Talk about a movie without an audience. The audience attracted by Serenity’s Matthew McConaughey and Anne Hathaway film noir-ish illusion will be at best confused by and at worst angry at its trickery. McConaughey stars as Baker Dill, a charter boat captain paid to ferry tourists visiting Plymouth Island who are interested in catching some big fish, as well as some rays. Baker is more obsessed with catching the big one that keeps getting away than he is making a living when a blonde femme fatale, Karen Zariakis (Hathaway), appears with a $10 million scheme to kill her abusive husband, Frank (Jason Clarke, reveling in Frank’s supreme nastiness). Apparently, Baker had another life once, and Karen is his ex-wife. She even baits her hook with the safety of their teenage son, Patrick (Rafael Sayegh), who is a target of Frank’s rage.
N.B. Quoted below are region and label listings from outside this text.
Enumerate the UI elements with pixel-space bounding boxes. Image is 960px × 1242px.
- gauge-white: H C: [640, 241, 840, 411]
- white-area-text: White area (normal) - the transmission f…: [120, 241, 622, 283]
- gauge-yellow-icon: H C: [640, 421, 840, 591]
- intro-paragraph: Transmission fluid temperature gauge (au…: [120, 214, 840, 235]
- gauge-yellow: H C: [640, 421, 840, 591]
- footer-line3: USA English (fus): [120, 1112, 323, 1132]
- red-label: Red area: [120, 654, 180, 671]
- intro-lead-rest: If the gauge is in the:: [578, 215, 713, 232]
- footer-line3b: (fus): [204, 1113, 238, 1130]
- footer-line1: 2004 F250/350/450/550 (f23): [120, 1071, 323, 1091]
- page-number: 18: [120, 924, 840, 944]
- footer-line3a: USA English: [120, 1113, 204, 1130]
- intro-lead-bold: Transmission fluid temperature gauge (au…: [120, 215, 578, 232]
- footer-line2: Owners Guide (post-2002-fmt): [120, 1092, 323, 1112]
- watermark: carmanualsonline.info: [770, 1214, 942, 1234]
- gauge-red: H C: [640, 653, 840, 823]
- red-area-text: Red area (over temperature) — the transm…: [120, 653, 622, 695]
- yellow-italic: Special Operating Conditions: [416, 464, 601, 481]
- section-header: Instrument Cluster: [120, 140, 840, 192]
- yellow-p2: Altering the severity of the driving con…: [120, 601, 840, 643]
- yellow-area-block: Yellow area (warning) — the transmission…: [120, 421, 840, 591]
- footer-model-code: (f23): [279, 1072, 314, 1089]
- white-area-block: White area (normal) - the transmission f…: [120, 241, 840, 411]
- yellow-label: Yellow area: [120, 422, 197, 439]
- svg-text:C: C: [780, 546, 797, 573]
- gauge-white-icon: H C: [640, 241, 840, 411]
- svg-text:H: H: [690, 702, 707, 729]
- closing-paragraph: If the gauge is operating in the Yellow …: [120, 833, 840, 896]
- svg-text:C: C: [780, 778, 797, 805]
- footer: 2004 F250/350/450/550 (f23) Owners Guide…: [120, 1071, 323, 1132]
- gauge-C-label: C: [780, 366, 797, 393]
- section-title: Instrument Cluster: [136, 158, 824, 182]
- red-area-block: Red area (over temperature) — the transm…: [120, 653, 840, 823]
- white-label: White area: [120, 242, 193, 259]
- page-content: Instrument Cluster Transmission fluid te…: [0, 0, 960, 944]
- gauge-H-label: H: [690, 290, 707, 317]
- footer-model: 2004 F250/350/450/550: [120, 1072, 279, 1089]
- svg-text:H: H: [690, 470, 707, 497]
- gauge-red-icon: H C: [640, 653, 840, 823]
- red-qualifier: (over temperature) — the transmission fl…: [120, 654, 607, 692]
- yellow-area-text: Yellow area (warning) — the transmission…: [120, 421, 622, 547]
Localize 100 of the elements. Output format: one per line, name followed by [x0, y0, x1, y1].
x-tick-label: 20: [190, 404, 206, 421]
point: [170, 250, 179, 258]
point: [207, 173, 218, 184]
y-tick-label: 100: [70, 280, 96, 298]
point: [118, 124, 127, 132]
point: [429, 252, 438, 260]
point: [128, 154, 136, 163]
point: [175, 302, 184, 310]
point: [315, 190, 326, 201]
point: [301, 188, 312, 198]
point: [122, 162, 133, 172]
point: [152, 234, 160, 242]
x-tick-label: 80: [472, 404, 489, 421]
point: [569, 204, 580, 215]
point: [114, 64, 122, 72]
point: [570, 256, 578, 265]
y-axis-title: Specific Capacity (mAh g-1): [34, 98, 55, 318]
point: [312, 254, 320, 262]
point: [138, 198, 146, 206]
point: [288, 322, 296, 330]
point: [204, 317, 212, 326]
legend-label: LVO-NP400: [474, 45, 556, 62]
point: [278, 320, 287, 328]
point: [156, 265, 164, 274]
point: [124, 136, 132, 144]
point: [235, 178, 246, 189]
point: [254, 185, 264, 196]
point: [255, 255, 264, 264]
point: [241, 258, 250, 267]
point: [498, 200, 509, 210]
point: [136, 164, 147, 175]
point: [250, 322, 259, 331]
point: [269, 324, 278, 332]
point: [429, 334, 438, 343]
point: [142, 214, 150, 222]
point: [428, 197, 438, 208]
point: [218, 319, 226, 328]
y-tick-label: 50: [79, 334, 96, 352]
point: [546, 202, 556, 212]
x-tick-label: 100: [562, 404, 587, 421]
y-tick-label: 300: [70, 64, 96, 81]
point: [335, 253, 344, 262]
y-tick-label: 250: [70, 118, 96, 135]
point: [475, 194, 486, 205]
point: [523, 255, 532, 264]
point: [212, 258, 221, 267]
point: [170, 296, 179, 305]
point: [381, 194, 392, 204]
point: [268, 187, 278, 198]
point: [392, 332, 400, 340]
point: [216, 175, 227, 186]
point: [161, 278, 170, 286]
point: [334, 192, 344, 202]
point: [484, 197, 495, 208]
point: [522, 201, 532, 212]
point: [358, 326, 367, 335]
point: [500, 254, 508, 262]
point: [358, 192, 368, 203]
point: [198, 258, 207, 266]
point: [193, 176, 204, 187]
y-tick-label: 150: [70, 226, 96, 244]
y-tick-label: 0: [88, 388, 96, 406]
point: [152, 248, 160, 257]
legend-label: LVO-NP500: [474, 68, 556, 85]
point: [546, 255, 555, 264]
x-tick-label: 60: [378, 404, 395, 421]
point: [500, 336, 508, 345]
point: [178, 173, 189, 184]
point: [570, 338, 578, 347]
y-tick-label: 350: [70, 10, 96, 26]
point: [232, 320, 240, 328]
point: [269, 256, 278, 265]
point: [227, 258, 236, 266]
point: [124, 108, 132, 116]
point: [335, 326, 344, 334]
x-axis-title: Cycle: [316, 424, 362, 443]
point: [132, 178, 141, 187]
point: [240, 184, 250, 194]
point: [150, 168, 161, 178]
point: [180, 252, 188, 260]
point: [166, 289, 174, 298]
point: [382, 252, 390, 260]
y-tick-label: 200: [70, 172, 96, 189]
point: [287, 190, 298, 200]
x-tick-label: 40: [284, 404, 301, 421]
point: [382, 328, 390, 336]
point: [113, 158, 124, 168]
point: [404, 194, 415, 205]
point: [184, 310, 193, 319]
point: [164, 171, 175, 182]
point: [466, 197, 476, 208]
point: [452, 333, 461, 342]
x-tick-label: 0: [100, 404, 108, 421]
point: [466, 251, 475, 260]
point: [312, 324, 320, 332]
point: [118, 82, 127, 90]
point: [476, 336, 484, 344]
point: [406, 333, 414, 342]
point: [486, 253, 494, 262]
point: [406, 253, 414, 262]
Or so it all seems, until a persistent tackle company representative named Reid Miller (Jeremy Strong) blows up the entire narrative. McConaughey has not sweated this much since 1996’s A Time to Kill—it’s hard work selling writer-director Steven Knight’s script. Were the movie to remain a sexy, noir-ish crime drama throughout, it would please a small adult audience and quickly be forgotten until its inevitable airings on cable. McConaughey bares so much skin, the movie is likely to start rumors he has the lower anatomy of a Ken doll, and Hathaway has matured into a terrific Barbara Stanwyck.

Just as the film gets comfortable with itself, Knight makes a sharp turn into a subpar “Black Mirror” episode. The move may make the movie more original than it first appears, but originality is not always an improvement.